Play to Generalize: Learning to Reason Through Game Play
Yunfei Xie, Yinsong Ma, Shiyi Lan, Alan Yuille, Junfei Xiao, Chen Wei
TL;DR
This work introduces Visual Game Learning (ViGaL), a post-training paradigm that finetunes a 7B multimodal LLM via reinforcement learning on simple visual arcade games to elicit transferable reasoning. Despite using no in-domain math data during RL, ViGaL shows strong zero-shot generalization to multimodal math and cross-domain benchmarks, often surpassing specialist models trained on target tasks, while preserving broad visual capabilities. Ablations reveal that game design, reward structure, and multimodal inputs jointly shape the downstream benefits, and combining multiple games yields additive gains across math subfields. The results point to a scalable strategy for unlocking generalizable reasoning in multimodal models through surrogate tasks, offering practical implications for data efficiency and model robustness.
Abstract
Developing reasoning capabilities in multimodal large language models (MLLMs) remains challenging. Motivated by literature suggesting that gameplay promotes transferable reasoning skills, we propose a novel post-training method, Visual Game Learning (ViGaL), where MLLMs develop generalizable reasoning skills through playing arcade-like games.
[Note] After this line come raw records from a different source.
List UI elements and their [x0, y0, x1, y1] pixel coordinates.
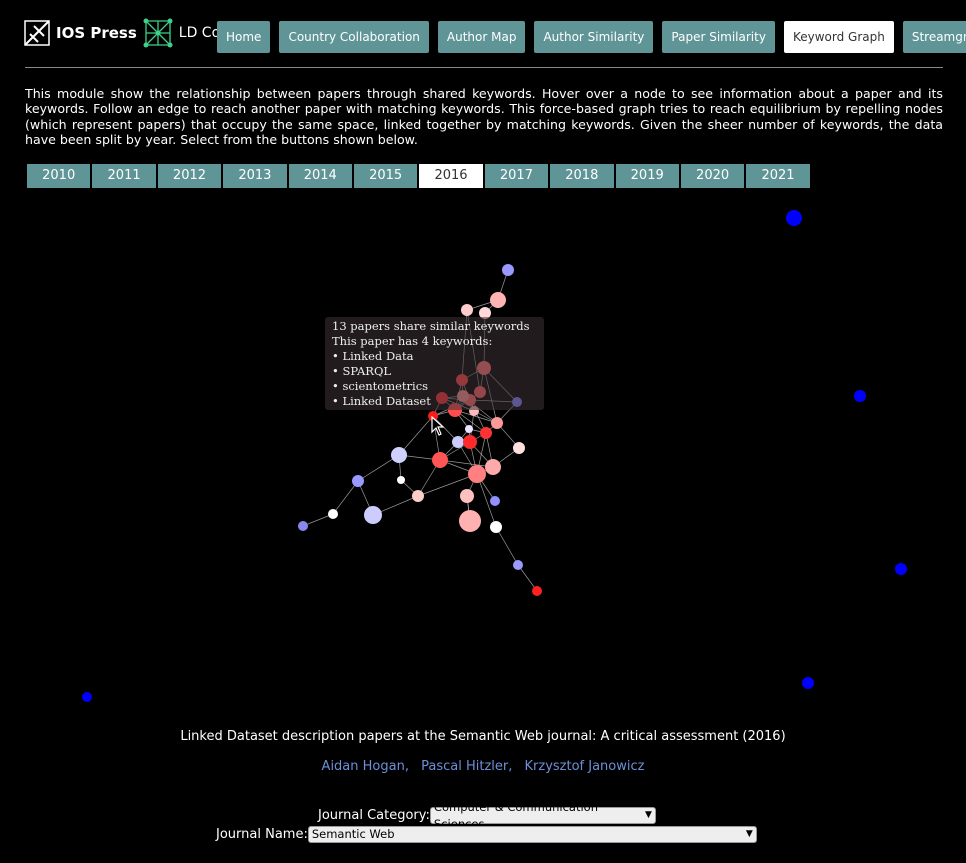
- paper-node[interactable]: [432, 452, 448, 468]
- year-button-2019[interactable]: 2019: [615, 164, 679, 188]
- journal-category-label: Journal Category:: [318, 808, 430, 823]
- graph-nodes: [82, 210, 907, 702]
- graph-edge: [454, 409, 498, 424]
- tooltip-keyword: • scientometrics: [332, 379, 429, 393]
- selected-paper-title: Linked Dataset description papers at the…: [180, 729, 786, 744]
- year-button-2015[interactable]: 2015: [353, 164, 418, 188]
- paper-node[interactable]: [82, 692, 92, 702]
- year-button-2021[interactable]: 2021: [746, 164, 810, 188]
- paper-node[interactable]: [513, 560, 523, 570]
- node-tooltip: 13 papers share similar keywords This pa…: [325, 317, 544, 410]
- year-button-2012[interactable]: 2012: [157, 164, 222, 188]
- graph-edge: [476, 473, 497, 528]
- author-link[interactable]: Krzysztof Janowicz: [524, 759, 645, 774]
- paper-node[interactable]: [786, 210, 802, 226]
- author-link[interactable]: Aidan Hogan,: [321, 759, 409, 774]
- ios-press-logo-icon: [24, 20, 50, 46]
- tooltip-shared-count: 13 papers share similar keywords: [332, 319, 530, 333]
- logo[interactable]: IOS Press LD Connect: [24, 16, 260, 50]
- journal-name-value: Semantic Web: [311, 827, 395, 841]
- nav-streamgraph-button[interactable]: Streamgraph: [902, 21, 966, 53]
- paper-node[interactable]: [480, 427, 492, 439]
- paper-node[interactable]: [479, 307, 491, 319]
- year-button-2020[interactable]: 2020: [680, 164, 745, 188]
- paper-node[interactable]: [459, 510, 481, 532]
- chevron-down-icon: ▼: [745, 829, 753, 839]
- year-button-2016[interactable]: 2016: [419, 164, 483, 188]
- year-button-2017[interactable]: 2017: [484, 164, 549, 188]
- graph-edge: [398, 415, 434, 456]
- nav-paper-similarity-button[interactable]: Paper Similarity: [662, 21, 775, 53]
- graph-edge: [417, 473, 478, 497]
- nav-keyword-graph-button[interactable]: Keyword Graph: [783, 21, 894, 53]
- tooltip-keyword: • Linked Dataset: [332, 394, 431, 408]
- paper-node[interactable]: [460, 489, 474, 503]
- paper-node[interactable]: [895, 563, 907, 575]
- module-description: This module show the relationship betwee…: [25, 86, 943, 148]
- nav-author-similarity-button[interactable]: Author Similarity: [534, 21, 654, 53]
- journal-name-select[interactable]: Semantic Web ▼: [307, 826, 757, 843]
- paper-node[interactable]: [463, 435, 477, 449]
- journal-name-row: Journal Name: Semantic Web ▼: [216, 826, 757, 843]
- paper-node[interactable]: [298, 521, 308, 531]
- nav-author-map-button[interactable]: Author Map: [437, 21, 526, 53]
- chevron-down-icon: ▼: [645, 810, 652, 820]
- author-link[interactable]: Pascal Hitzler,: [421, 759, 513, 774]
- paper-node[interactable]: [491, 417, 503, 429]
- header-divider: [25, 67, 943, 68]
- paper-node[interactable]: [391, 447, 407, 463]
- graph-edge: [439, 459, 494, 468]
- paper-node[interactable]: [854, 390, 866, 402]
- author-list: Aidan Hogan, Pascal Hitzler, Krzysztof J…: [0, 759, 966, 774]
- paper-node[interactable]: [513, 442, 525, 454]
- main-nav: Home Country Collaboration Author Map Au…: [217, 21, 966, 53]
- header: IOS Press LD Connect Home Country Collab…: [0, 0, 966, 62]
- paper-node[interactable]: [490, 521, 502, 533]
- year-button-2011[interactable]: 2011: [92, 164, 156, 188]
- graph-edge: [517, 564, 538, 592]
- paper-node[interactable]: [490, 292, 506, 308]
- paper-node[interactable]: [412, 490, 424, 502]
- paper-node[interactable]: [502, 264, 514, 276]
- year-button-2010[interactable]: 2010: [27, 164, 91, 188]
- paper-node[interactable]: [461, 304, 473, 316]
- year-button-2014[interactable]: 2014: [288, 164, 352, 188]
- graph-edge: [332, 480, 359, 515]
- journal-category-row: Journal Category: Computer & Communicati…: [318, 800, 656, 831]
- tooltip-keyword-count: This paper has 4 keywords:: [332, 334, 493, 348]
- keyword-graph[interactable]: [0, 190, 966, 720]
- ld-connect-logo-icon: [143, 18, 173, 48]
- paper-node[interactable]: [465, 425, 473, 433]
- journal-category-select[interactable]: Computer & Communication Sciences ▼: [429, 800, 656, 831]
- graph-edge: [432, 415, 459, 443]
- paper-node[interactable]: [532, 586, 542, 596]
- paper-node[interactable]: [428, 411, 438, 421]
- journal-name-label: Journal Name:: [216, 827, 308, 842]
- graph-edge: [495, 526, 519, 566]
- paper-node[interactable]: [352, 475, 364, 487]
- nav-country-collaboration-button[interactable]: Country Collaboration: [279, 21, 429, 53]
- graph-edge: [357, 454, 400, 482]
- logo-ios-text: IOS Press: [56, 24, 137, 42]
- paper-node[interactable]: [490, 496, 500, 506]
- paper-node[interactable]: [485, 459, 501, 475]
- graph-edge: [302, 513, 334, 527]
- year-button-2018[interactable]: 2018: [550, 164, 614, 188]
- paper-node[interactable]: [328, 509, 338, 519]
- paper-node[interactable]: [802, 677, 814, 689]
- year-button-2013[interactable]: 2013: [223, 164, 287, 188]
- paper-node[interactable]: [468, 465, 486, 483]
- nav-home-button[interactable]: Home: [217, 21, 271, 53]
- paper-node[interactable]: [452, 436, 464, 448]
- mouse-cursor-icon: [431, 416, 445, 436]
- tooltip-keyword: • SPARQL: [332, 364, 392, 378]
- tooltip-keyword: • Linked Data: [332, 349, 414, 363]
- year-selector: 2010 2011 2012 2013 2014 2015 2016 2017 …: [27, 164, 810, 188]
- paper-node[interactable]: [397, 476, 405, 484]
- paper-node[interactable]: [364, 506, 382, 524]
Specifically, we show that training a 7B-parameter MLLM via reinforcement learning (RL) on simple games like Snake significantly enhances the downstream performance on multimodal math benchmarks like MathVista, on multi-discipline questions like MMMU and on 3D spatial reasoning benchmarks like VSI-Bench, without seeing any worked solutions, equations, or diagrams during RL. Remarkably, our model outperforms specialist models post-trained on benchmark-oriented multimodal reasoning data, while preserving the model's performance on general visual benchmarks, a challenge where specialist models often fall short. Our findings suggest that multimodal reasoning can emerge from gameplay, pointing to a promising strategy of designing surrogate tasks for RL post-training.